Retrato de Guíppius por Leon Bakst, 1906

A poesia também era um espaço em que Guíppius podia escapar das expectativas de gênero. Costumava adotar um pseudônimo masculino e era criticada por usar terminações masculinas de verbos e pronomes pessoais. Em resposta, afirmou que queria “escrever poesia não apenas como mulher, mas como ser humano”. 

Guíppius tratava sua vida como arte, e a usava como outro meio de explorar sua filosofia criativa. Fora de seu círculo, tinha a reputação de ser uma “Madonna decadente”, comparada ao diabo. Não fazia nada para contradizer esses rótulos, associando-se à figura gótica da aranha e usando imagens decadentes em sua poesia:

A seda arde em chamas,

Então vira poça de sangue;

“Amor” é nossa palavra mesquinha

Para o que a linguagem de sangue não consegue nomear.

(“A costureira”, 1901)

O estilo pessoal de Guíppius era elaborado e subversivo. Às vezes, usava vestidos ostensivamente femininos, considerados “inapropriadas” por muitos ao redor, com uma imagem e atitude que parodiavam as concepções convencionais de feminilidade. Andrêi Beli, um dos mais importantes simbolistas russos, descreveu-a como “uma vespa do tamanho humano”, dizendo que “uma mecha de cabelos ruivos esticados... ocultava um rosto pequeno e torto... o charme de seu esqueleto ossudo e sem quadril lembravam um Satanás comunicador habilmente cativante”. 
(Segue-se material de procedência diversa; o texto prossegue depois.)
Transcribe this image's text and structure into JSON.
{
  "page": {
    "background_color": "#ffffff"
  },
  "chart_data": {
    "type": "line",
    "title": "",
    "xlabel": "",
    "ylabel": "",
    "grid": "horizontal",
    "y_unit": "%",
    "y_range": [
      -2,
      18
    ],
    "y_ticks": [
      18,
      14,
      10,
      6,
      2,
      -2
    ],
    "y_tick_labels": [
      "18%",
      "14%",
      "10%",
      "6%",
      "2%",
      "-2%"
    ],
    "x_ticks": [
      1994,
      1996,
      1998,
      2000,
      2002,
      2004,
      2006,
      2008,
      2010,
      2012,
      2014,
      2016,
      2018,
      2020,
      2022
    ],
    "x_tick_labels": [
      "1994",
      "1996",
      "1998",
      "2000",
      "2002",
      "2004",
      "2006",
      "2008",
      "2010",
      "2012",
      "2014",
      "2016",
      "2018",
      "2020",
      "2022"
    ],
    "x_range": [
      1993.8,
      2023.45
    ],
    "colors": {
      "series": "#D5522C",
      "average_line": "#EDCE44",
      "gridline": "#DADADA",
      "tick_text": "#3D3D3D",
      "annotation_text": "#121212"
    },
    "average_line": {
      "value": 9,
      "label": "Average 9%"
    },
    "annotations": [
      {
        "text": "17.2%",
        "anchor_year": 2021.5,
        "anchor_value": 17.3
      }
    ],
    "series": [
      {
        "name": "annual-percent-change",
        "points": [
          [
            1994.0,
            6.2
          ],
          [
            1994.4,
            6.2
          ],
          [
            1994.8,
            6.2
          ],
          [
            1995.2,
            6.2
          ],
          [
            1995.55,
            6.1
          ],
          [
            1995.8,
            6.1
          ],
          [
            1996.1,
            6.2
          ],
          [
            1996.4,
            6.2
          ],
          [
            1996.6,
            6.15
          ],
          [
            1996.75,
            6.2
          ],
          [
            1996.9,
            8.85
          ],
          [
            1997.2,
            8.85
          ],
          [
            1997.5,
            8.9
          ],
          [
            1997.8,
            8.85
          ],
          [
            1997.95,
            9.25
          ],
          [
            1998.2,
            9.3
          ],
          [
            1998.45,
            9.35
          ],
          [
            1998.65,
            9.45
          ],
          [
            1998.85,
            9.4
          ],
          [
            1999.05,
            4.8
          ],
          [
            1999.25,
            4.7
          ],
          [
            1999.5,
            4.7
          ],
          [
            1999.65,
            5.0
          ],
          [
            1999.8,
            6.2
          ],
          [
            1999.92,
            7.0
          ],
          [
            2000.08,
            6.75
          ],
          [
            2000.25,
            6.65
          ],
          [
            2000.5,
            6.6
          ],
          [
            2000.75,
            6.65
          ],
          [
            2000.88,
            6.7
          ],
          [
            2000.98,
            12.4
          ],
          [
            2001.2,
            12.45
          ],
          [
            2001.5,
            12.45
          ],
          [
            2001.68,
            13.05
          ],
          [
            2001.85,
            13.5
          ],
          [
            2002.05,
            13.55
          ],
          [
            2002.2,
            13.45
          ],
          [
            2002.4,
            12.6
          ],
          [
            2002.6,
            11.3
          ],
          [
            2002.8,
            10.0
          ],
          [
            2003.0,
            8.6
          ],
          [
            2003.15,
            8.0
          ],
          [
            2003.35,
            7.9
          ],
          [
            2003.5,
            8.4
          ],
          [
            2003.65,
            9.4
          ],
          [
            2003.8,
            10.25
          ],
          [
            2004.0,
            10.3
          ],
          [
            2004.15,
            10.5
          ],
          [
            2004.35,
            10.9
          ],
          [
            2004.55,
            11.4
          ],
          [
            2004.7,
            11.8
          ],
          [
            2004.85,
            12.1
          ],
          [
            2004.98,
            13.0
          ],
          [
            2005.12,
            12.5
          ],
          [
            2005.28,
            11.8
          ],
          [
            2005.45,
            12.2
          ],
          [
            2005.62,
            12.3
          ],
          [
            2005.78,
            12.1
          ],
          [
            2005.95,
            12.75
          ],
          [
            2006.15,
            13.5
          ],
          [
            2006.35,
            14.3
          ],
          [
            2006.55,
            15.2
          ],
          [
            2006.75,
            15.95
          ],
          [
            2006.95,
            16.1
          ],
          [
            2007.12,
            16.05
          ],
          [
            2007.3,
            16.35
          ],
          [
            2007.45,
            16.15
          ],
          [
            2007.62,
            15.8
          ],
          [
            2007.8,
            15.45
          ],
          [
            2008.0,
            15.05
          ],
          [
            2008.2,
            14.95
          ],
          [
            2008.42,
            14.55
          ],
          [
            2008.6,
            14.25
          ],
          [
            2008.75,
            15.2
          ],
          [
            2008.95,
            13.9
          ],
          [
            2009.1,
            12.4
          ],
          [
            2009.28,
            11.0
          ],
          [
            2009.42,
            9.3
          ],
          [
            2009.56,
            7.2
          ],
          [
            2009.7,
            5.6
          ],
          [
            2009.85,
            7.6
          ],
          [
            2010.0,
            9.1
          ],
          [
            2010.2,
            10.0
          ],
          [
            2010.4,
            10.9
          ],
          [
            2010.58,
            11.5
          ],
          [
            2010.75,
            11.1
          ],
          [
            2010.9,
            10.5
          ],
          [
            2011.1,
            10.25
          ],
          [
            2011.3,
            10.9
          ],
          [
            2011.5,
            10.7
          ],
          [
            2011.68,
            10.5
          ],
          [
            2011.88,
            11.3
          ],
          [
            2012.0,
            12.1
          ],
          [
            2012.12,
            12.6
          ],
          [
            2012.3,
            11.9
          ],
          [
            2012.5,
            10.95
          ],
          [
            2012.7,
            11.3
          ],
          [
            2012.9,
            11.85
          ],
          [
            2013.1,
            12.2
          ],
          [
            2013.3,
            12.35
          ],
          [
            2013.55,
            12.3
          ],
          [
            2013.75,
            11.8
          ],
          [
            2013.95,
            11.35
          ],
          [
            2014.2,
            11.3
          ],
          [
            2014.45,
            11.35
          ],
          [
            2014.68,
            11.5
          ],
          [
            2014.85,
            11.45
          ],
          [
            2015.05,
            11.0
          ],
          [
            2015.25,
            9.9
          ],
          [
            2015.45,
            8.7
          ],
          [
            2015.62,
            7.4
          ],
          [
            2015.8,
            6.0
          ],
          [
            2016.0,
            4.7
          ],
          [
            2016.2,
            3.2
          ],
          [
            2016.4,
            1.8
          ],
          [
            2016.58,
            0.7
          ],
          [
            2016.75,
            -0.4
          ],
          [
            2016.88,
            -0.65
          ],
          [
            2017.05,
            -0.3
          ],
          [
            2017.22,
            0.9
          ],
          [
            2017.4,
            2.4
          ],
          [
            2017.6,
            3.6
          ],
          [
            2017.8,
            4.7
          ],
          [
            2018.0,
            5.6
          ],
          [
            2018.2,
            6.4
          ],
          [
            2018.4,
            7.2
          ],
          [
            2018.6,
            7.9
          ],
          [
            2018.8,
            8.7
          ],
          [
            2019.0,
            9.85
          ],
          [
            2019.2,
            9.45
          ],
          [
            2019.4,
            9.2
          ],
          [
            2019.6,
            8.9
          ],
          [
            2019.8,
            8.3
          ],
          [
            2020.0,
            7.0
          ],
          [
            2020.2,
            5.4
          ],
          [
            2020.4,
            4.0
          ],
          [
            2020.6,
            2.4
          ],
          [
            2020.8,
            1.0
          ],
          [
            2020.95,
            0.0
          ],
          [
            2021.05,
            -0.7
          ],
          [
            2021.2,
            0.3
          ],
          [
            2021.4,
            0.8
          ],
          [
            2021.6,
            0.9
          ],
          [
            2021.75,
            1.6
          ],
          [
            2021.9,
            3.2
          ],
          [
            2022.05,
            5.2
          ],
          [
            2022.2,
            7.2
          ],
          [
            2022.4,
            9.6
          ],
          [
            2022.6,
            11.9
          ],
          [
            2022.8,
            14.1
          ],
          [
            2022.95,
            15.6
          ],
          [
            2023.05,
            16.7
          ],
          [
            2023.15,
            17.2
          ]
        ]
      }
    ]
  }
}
Guíppius no início dos anos 1910

Guíppius também costumava se vestir com roupas masculinas e carregar óculos tipo lorgnette de lente única, ou monóculo, para o horror de seus contemporâneos. Embora incomum, vestir-se com roupas do sexo oposto não era algo inédito no início do século 20, mas a presença de Guíppius como uma figura estilisticamente andrógina, porém essencialmente masculina, revela a complexidade de sua identidade autocriada. A figura do dândi, que ficou mais famosa na Europa com Oscar Wilde, era tipicamente um indivíduo decadente e autoconsciente, interessado em artifícios e sensações artísticas intensas, que cultivava um comportamento distante e desdenhoso.

Guíppius, em 13 de dezembro de 1897

Uma mulher ferozmente individual, Guíppius assumiu o compromisso de proteger e cultivar a cultura russa – tão distinta da soviética – e inspirou e ajudou seus contemporâneos tanto quanto os confundiu. As pessoas se esforçavam para compreender esse verdadeiro radicalismo, mas sua proeza poética e influência literária lhe davam a liberdade de desconsiderar normas sociais de modo tão flagrante. Em seu poema “Encantamento”, de 1905, ela clama: “Bata, coração, bata cada coração por vez! / Levanta-te, cada alma destemida!”. Mais de um século depois, esse grito de guerra ainda desafia os leitores a abraçar a individualidade e reconhecer a liberdade que pode advir de desafiar as normas esperadas da sociedade.